Study shows how microplastics are internalized into living cells

Microplastics have polluted the global environment. These minute particles enter food chains and eventually end up in the digestive systems of humans and animals.

Microplastic that was exposed to the environment builds up an ecocorona (right) and is much more likely internalized by cells than pure unmodified microplastic (left). Image Credit: University of Bayreuth.

Such particles can also be inhaled. Moreover, small microplastics are not excreted but instead, they can become integrated into the body tissue.

Now, scientists from the University of Bayreuth have found that microplastic particles can easily enter the living cells if they were subjected to natural aquatic surroundings, that is, seawater and freshwater.

Biomolecules that occur in the water accumulate on the surfaces of microplastics, which support the internalization of these particles into cells. The team has reported the results of their study in the Science Advances journal.

Headed by Professor Dr. Christian Laforsch (Animal Ecology) and Professor Dr. Holger Kress (Biological Physics), the interdisciplinary research group targeted the microplastic particles, measuring around 3 µm in diameter, for their study. Such tiny particles are usually present in the environment.

To replicate their exposure in aquatic environments, the researchers placed some microplastic particles in freshwater collected from an artificial pond, and then placed other microplastic particles in saltwater collected from a marine aquarium. In less than two weeks of exposure time, biomolecules were deposited on the particle surfaces.

Spectroscopic examinations indicate that these biomolecules are carbohydrates, amino acids, nucleic acids, and proteins. We are talking about an ‘eco-corona’ that forms on the microplastic particles in a natural environment.”

Anja Ramsperger, MSc, Study First Author and PhD Student, Department of Animal Ecology I, University of Bayreuth

Ramsperger is part of the Biological Physics group.

The researchers subsequently analyzed the microplastic particles covered with biomolecules to find out their mode of interaction with living cells. And for this purpose, they used cells from a recognized mouse cell line.

To differentiate whether the particles are truly internalized or simply bind to the cell exterior, the researchers stained the crucial constituents of the cell interior, called the actin filaments. The resulting microscopic images revealed the internalized particles in the form of “dark holes.”

The fluorescent labeling of the actin filaments enabled us to see exactly which particles were internalized by the cells. Based on spectroscopic methods, we verified that these particles were indeed microplastics—or more precisely: polystyrene particles—and not accidental impurities.”

Dr Holger Kress, Professor of Biological Physics, University of Bayreuth

In this experiment, the control group contained tiny plastic particles that had been incubated in ultra-pure water, and hence were not covered with an eco-corona. The team observed that such untreated tiny plastic particles were only intermittently internalized by the cells.

Our study supports the assumption that microplastics which were exposed to the natural environment—and are therefore coated with biomolecules—not only pass through the digestive tract when ingested with food, but may also be incorporated into tissue. The coating of biomolecules may act as a kind of Trojan horse that allows plastics to be internalized into living cells.”

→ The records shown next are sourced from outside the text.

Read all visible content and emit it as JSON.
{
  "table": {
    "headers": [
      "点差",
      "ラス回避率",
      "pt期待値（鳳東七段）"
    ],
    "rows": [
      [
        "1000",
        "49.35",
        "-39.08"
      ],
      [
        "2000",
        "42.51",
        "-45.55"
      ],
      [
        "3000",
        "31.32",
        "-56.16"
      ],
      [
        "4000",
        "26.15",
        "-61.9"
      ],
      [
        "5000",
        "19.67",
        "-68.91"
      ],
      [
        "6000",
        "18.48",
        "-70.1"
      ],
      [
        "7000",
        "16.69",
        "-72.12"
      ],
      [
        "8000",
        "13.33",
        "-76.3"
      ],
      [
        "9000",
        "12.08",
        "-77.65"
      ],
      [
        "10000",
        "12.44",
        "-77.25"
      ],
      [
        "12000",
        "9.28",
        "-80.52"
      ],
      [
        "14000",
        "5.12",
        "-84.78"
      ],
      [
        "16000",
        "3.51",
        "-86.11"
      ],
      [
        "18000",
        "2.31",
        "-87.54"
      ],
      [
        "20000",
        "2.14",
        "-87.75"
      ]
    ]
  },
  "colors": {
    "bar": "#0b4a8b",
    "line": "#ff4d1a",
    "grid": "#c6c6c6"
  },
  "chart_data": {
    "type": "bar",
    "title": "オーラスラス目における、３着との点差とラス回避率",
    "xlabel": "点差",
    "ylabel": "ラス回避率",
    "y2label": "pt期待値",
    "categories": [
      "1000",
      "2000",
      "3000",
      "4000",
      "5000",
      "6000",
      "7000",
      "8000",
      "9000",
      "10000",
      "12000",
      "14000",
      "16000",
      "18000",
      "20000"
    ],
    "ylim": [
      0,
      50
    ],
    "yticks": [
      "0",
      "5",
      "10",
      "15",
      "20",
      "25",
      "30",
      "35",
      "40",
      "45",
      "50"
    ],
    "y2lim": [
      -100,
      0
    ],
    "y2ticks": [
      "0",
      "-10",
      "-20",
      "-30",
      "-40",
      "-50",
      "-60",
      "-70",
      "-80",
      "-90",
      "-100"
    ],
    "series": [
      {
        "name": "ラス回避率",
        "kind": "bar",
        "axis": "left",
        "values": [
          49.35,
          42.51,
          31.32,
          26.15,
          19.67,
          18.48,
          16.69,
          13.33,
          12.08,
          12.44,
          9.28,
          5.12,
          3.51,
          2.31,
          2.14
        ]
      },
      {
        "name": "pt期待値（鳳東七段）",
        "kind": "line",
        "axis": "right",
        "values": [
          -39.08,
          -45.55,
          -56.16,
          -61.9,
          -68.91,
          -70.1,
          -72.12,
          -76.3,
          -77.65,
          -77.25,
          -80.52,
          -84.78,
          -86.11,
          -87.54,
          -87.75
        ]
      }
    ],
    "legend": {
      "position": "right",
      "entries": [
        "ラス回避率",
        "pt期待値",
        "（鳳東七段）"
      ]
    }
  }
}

Dr Christian Laforsch, Chair of Animal Ecology I, University of Bayreuth

Dr. Laforsch is also the spokesperson of the DFG-funded “Microplastics” Collaborative Research Centre at the University of Bayreuth.

Dr. Laforsch continued, “The precise damage that the particles can cause here has not yet been sufficiently investigated. It is also still largely unclear which of the properties of microplastics are actually responsible for any negative effects. These questions represent a central topic for the 'Microplastics’ Collaborative Research Centre in Bayreuth.”

“Finding precise answers to these questions is important in order to be able to develop new materials and solutions in this area in the future,” Dr Laforsch added.

“The interdisciplinary network in the 'Microplastics’ Collaborative Research Centre enables us to examine the complex questions that this topic poses with the necessary diversity of research approaches and perspectives. The need for an interdisciplinary approach is evident in the study now published. Scientists from various scientific disciplines at the University of Bayreuth have contributed to it—from animal ecology, to polymer chemistry, to biological physics, concluded Dr Laforsch.